Życzenia wielkanocne Matki Generalnej

03.04.2014
Obraz zmartwychwstanie Chrystusa

„A myśmy się spodziewali, że On właśnie miał wyzwolić Izraela. Tak, a po tym wszystkim dziś już trzeci dzień, jak się to stało.” (Łk 24,21)

Kochane Siostry, Drodzy Członkowie i Członkinie Wspólnoty Apostolskiej św. Elżbiety, Uroczystość Zmartwychwstania Pańskiego i cały okres wielkanocny, są szczególnym czasem wyznania wiary w żyjącego Chrystusa.

Wraz z całym Kościołem w modlitwie brewiarzowej śpiewamy: „Już Chrystus grób swój porzucił, zwycięski wraca z Otchłani, a gdy uwięził szatana, otworzył niebo dla wszystkich”. Triumf Chrystusa napełnia nas radością i pomaga nam trwać w nadziei, że Jezus zmartwychwstał i niesie ze sobą pełnię życia, którego każdy z nas oczekuje. Okres wielkanocny jest równocześnie okazją do dzielenia się z innymi swoją wiarą i radością, której źródłem jest Chrystusowe zwycięstwo.

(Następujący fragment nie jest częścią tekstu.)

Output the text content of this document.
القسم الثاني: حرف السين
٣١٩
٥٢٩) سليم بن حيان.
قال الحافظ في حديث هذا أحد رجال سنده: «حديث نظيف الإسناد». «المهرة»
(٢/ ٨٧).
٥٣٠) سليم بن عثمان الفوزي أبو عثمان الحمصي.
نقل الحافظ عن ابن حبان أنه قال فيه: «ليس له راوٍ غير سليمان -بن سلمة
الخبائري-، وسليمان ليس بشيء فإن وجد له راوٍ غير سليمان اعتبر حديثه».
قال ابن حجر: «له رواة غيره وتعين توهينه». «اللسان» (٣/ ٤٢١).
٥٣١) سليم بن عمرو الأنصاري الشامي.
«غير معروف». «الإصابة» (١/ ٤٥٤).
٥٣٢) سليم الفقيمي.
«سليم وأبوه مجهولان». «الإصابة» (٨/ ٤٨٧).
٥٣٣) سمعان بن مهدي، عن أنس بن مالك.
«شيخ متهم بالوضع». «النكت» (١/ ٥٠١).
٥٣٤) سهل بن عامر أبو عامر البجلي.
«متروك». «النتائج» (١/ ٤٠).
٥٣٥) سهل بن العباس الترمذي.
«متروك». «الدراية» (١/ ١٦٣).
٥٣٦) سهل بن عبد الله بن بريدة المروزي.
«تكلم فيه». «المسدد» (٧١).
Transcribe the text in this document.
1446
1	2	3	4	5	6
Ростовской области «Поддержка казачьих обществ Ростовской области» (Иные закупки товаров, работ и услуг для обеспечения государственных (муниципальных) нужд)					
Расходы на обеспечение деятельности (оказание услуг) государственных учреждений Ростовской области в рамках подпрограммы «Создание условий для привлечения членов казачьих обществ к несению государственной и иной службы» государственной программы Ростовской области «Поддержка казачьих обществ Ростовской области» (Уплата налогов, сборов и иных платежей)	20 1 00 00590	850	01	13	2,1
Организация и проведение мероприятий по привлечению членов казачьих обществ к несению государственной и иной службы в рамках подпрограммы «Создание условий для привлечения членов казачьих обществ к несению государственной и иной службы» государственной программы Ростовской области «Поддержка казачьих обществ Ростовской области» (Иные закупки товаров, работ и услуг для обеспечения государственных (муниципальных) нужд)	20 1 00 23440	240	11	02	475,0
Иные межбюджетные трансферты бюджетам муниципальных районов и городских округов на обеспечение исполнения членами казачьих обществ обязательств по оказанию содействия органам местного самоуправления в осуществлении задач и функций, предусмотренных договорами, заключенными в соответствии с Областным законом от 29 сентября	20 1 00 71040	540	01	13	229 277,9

Rozważając ewangeliczny epizod ukazujący spotkanie Jezusa z uczniami idącymi do Emaus, widzimy ich przytłoczonych bolesnymi doświadczeniami ostatnich dni życia Jezusa. Spodziewali się, że On wyzwoli Izraela i będą mieli udział w Jego ziemskiej chwale. Tymczasem byli świadkami śmierci swojego Mistrza, co zachwiało ich nadzieję i niespełnione oczekiwania. Zabrakło im wiary i motywacji do dalszego trwania. Próbowali uciec przed „problemem” i dlatego opuścili wspólnotę Apostołów zebranych w Wieczerniku. Odeszli z Jerozolimy smutni, zniechęceni, a nawet przerażeni wydarzeniami, które dokonały się w mieście. W drodze do Emaus, gdy rozmawiali i rozprawiali ze sobą o tym wszystkim co się wydarzyło, sam Jezus przybliżył się i szedł z nimi (por. Łk 24,14-15). Uczniowie tak bardzo byli zajęci sobą, swoimi sprawami, że nie zauważyli, kiedy Zmartwychwstały przyłączył się do nich. Jezus zatroskany o dobro swoich uczniów towarzyszył im w drodze, rozmawiał z nimi, zadawał pytania i wyjaśniał słowa proroków oraz to wszystko, co odnosiło się do Niego. Widząc, że brakuje im wiary powiedział:

„o nierozumni, jak nieskore są wasze serca do wierzenia we wszystko, co powiedzieli prorocy” (Łk 24,25).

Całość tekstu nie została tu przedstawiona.